Edward bit the inside of his cheek. It had been he who had insisted that Emmett take Jasper with him on his weekly patrol, to show the boy just what it was that Edward worked so hard to preserve. He had known, even then, that the boy was too young. He had hoped it would teach him discipline. Emmett would have never led Jasper into danger, would have never let him come to harm, but Edward knew better than most just how common it was to find a corpse along the beaches at the southern shore. The currents were strong, and many— too many— had thrown themselves from the high, grey cliffs on the western side of the Bay of Tears to escape the horrors they'd suffered under enemy rule.

"She was there," supplied Jasper, his gaze glued on his brother's. "Emmett thought she was dead. He called her a jumper…"

The word seemed to confuse him, but when neither adult gave any hint of explanation, he moved on.

"But I saw her move," he finished, his eyes flickering to the still-ashen, but finally still, face of the mystery girl.
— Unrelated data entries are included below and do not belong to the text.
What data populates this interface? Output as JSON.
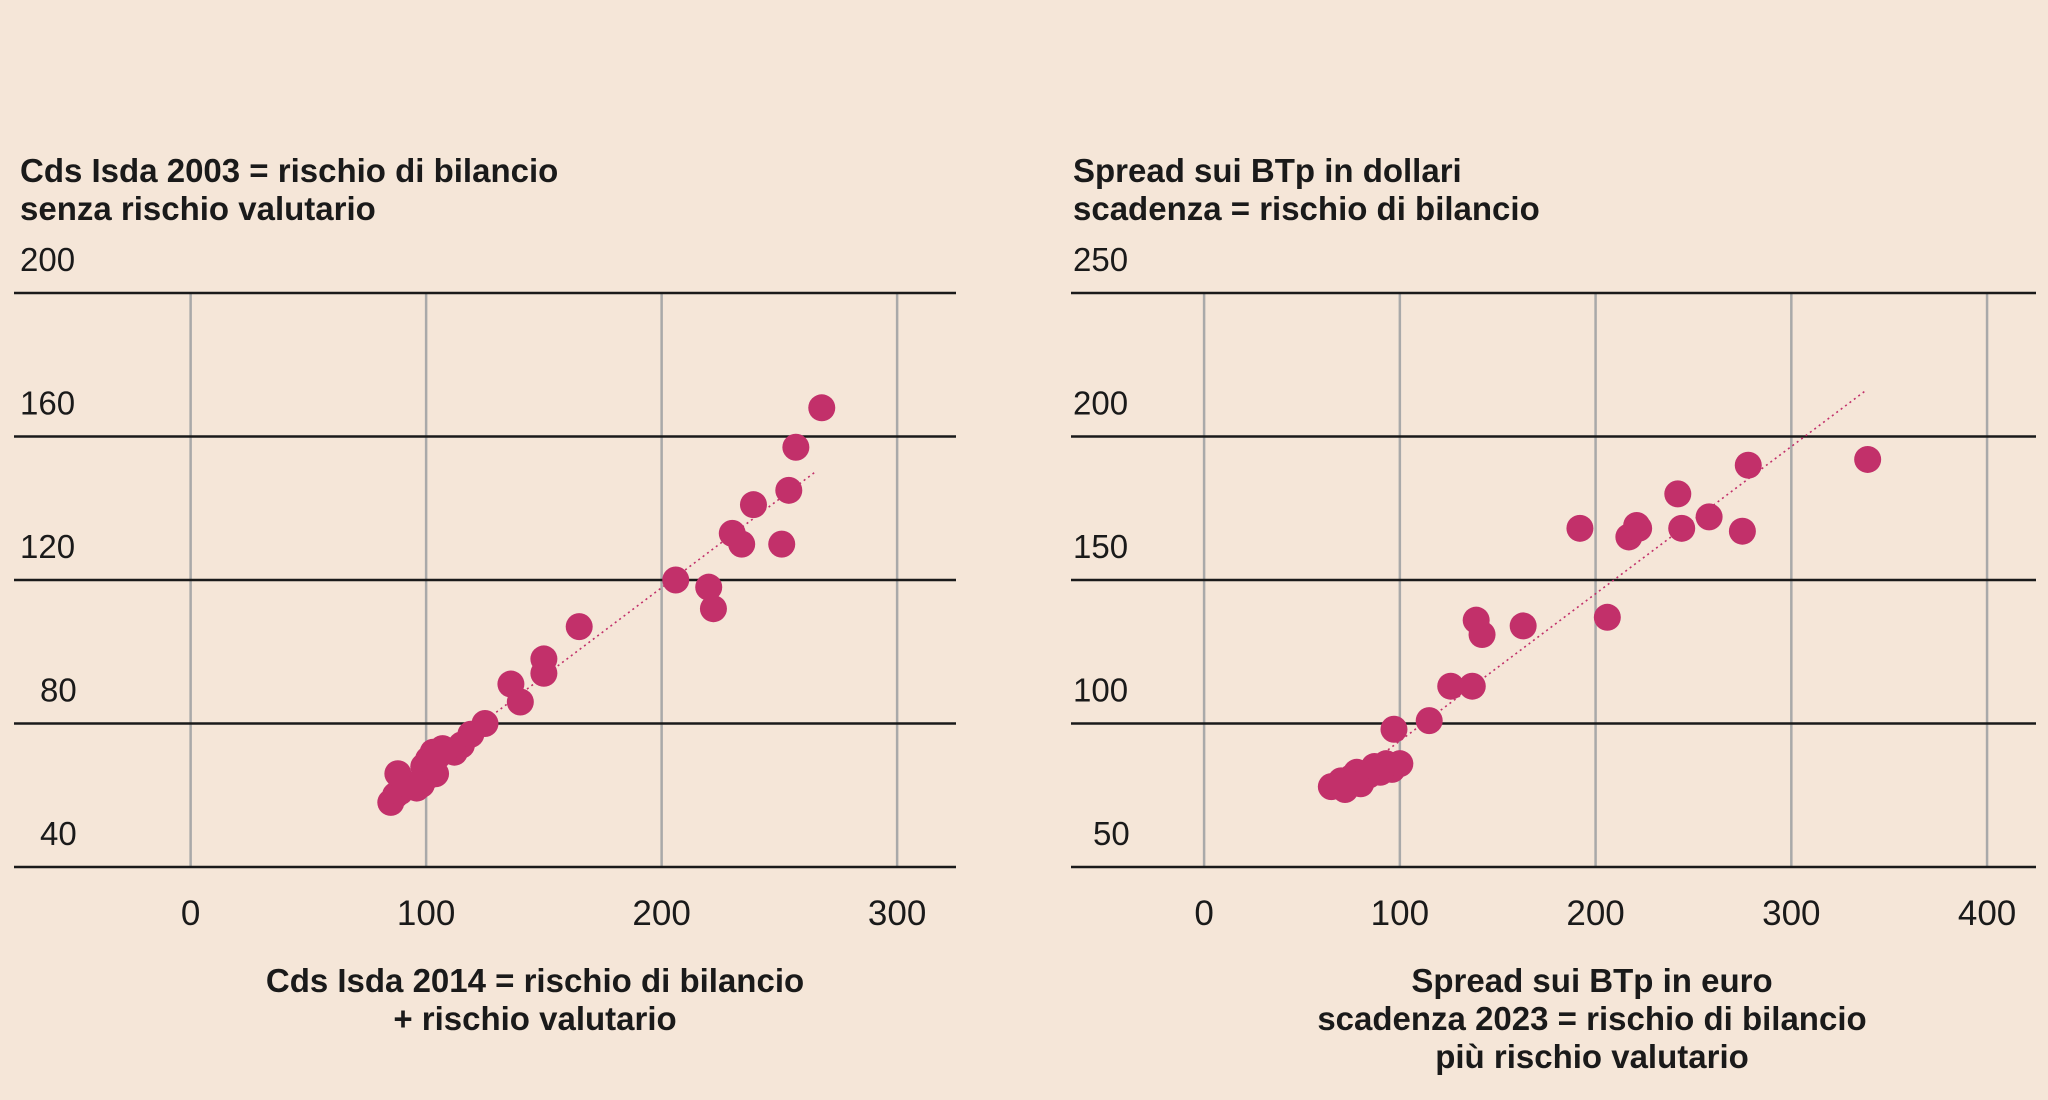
{
  "colors": {
    "background": "#f5e6d8",
    "point": "#c2306a",
    "trend": "#c2306a",
    "grid_h": "#1a1a1a",
    "grid_v": "#a9a9a9"
  },
  "chart_data": [
    {
      "type": "scatter",
      "title": [
        "Cds Isda 2003 = rischio di bilancio",
        "senza rischio valutario"
      ],
      "xlabel": [
        "Cds Isda 2014 = rischio di bilancio",
        "+ rischio valutario"
      ],
      "ylabel": "",
      "xlim": [
        -75,
        325
      ],
      "ylim": [
        40,
        200
      ],
      "x_ticks": [
        0,
        100,
        200,
        300
      ],
      "y_ticks": [
        40,
        80,
        120,
        160,
        200
      ],
      "grid": true,
      "trendline": {
        "x": [
          85,
          265
        ],
        "y": [
          61,
          150
        ]
      },
      "points": [
        {
          "x": 85,
          "y": 58
        },
        {
          "x": 87,
          "y": 60
        },
        {
          "x": 89,
          "y": 61
        },
        {
          "x": 88,
          "y": 66
        },
        {
          "x": 92,
          "y": 63
        },
        {
          "x": 96,
          "y": 62
        },
        {
          "x": 98,
          "y": 63
        },
        {
          "x": 100,
          "y": 65
        },
        {
          "x": 102,
          "y": 67
        },
        {
          "x": 104,
          "y": 66
        },
        {
          "x": 99,
          "y": 68
        },
        {
          "x": 101,
          "y": 70
        },
        {
          "x": 103,
          "y": 72
        },
        {
          "x": 105,
          "y": 71
        },
        {
          "x": 107,
          "y": 73
        },
        {
          "x": 112,
          "y": 72
        },
        {
          "x": 115,
          "y": 74
        },
        {
          "x": 119,
          "y": 77
        },
        {
          "x": 125,
          "y": 80
        },
        {
          "x": 136,
          "y": 91
        },
        {
          "x": 140,
          "y": 86
        },
        {
          "x": 150,
          "y": 94
        },
        {
          "x": 150,
          "y": 98
        },
        {
          "x": 165,
          "y": 107
        },
        {
          "x": 206,
          "y": 120
        },
        {
          "x": 220,
          "y": 118
        },
        {
          "x": 222,
          "y": 112
        },
        {
          "x": 230,
          "y": 133
        },
        {
          "x": 234,
          "y": 130
        },
        {
          "x": 239,
          "y": 141
        },
        {
          "x": 251,
          "y": 130
        },
        {
          "x": 254,
          "y": 145
        },
        {
          "x": 257,
          "y": 157
        },
        {
          "x": 268,
          "y": 168
        }
      ]
    },
    {
      "type": "scatter",
      "title": [
        "Spread sui BTp in dollari",
        "scadenza = rischio di bilancio"
      ],
      "xlabel": [
        "Spread sui BTp in euro",
        "scadenza 2023 = rischio di bilancio",
        "più rischio valutario"
      ],
      "ylabel": "",
      "xlim": [
        -68,
        425
      ],
      "ylim": [
        50,
        250
      ],
      "x_ticks": [
        0,
        100,
        200,
        300,
        400
      ],
      "y_ticks": [
        50,
        100,
        150,
        200,
        250
      ],
      "grid": true,
      "trendline": {
        "x": [
          67,
          338
        ],
        "y": [
          77,
          216
        ]
      },
      "points": [
        {
          "x": 65,
          "y": 78
        },
        {
          "x": 70,
          "y": 80
        },
        {
          "x": 72,
          "y": 77
        },
        {
          "x": 75,
          "y": 81
        },
        {
          "x": 78,
          "y": 83
        },
        {
          "x": 80,
          "y": 79
        },
        {
          "x": 84,
          "y": 82
        },
        {
          "x": 87,
          "y": 85
        },
        {
          "x": 90,
          "y": 83
        },
        {
          "x": 93,
          "y": 86
        },
        {
          "x": 96,
          "y": 84
        },
        {
          "x": 100,
          "y": 86
        },
        {
          "x": 97,
          "y": 98
        },
        {
          "x": 115,
          "y": 101
        },
        {
          "x": 126,
          "y": 113
        },
        {
          "x": 137,
          "y": 113
        },
        {
          "x": 139,
          "y": 136
        },
        {
          "x": 142,
          "y": 131
        },
        {
          "x": 163,
          "y": 134
        },
        {
          "x": 192,
          "y": 168
        },
        {
          "x": 206,
          "y": 137
        },
        {
          "x": 217,
          "y": 165
        },
        {
          "x": 221,
          "y": 169
        },
        {
          "x": 222,
          "y": 168
        },
        {
          "x": 242,
          "y": 180
        },
        {
          "x": 244,
          "y": 168
        },
        {
          "x": 258,
          "y": 172
        },
        {
          "x": 275,
          "y": 167
        },
        {
          "x": 278,
          "y": 190
        },
        {
          "x": 339,
          "y": 192
        }
      ]
    }
  ]
}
Edward saw that the fit had finished and she lay still, eerily so, as Carlisle pinched her foot and tweaked her fingers, trying to elicit some response— any response— from her limp and lifeless body.

It was only when Edward saw the moist fog on the silver spoon Esme held to her cracked and swollen lips as evidence of breath that he sighed with relief, glad that for now, at least, that death was kept at bay.

Emmett cleared his throat and went on.

"And so we got her— she spoke to us, though we could not understand her— and she fainted as we got her on the horse. We rode hard, Edward— I think I'll have to give that poor beast a rest to compensate— but she never woke. We got her here and…"

He glanced plaintively at Carlisle, who gave a deep, troubled sigh.

"Here she is," he murmured. Edward watched as he sat back on his haunches, mopping his brow with a shaking, tired hand. "And all the worse for it."

"Will she live?" Jasper piped up, and Edward watched as his uncle's eyes grew sad. Carlisle often grew sad at the sight of suffering.

"I don't know," he said quietly. "All I know for sure is that she's alive now, and that's worth something."

The boy worried his lip.

"But we will do our best," he continued. "We will always do our best."

Edward watched, troubled, as the ghost of a frown crept across his brother's face. The boy had seen too much. The boy had felt too much. He knew too much, and yet at the same time, he knew too little, and did not understand. In that moment, Edward would have given anything— his crown, his home, his heart— just so long as that pained, vulnerable brightness in his brother's eyes went with it.

"Your best is not always enough," said Jasper finally, and Edward's heart clenched. The boy glared at Carlisle with vehement accusation. "Sometimes, it's not even close."

"Jasper…" But Edward's reprimand held no weight. Carlisle had done his best. He had done everything he possibly could to revive those still and pale corpses, borne back home on a wild stallion through that western mountain pass…

But without another word, Jasper fled from the room. He ran away from Edward's hesitant, offering arms, past Carlisle's sad countenance, and through Esme's quiet, plaintive embrace, to escape into the wild, where he bolted into the trees.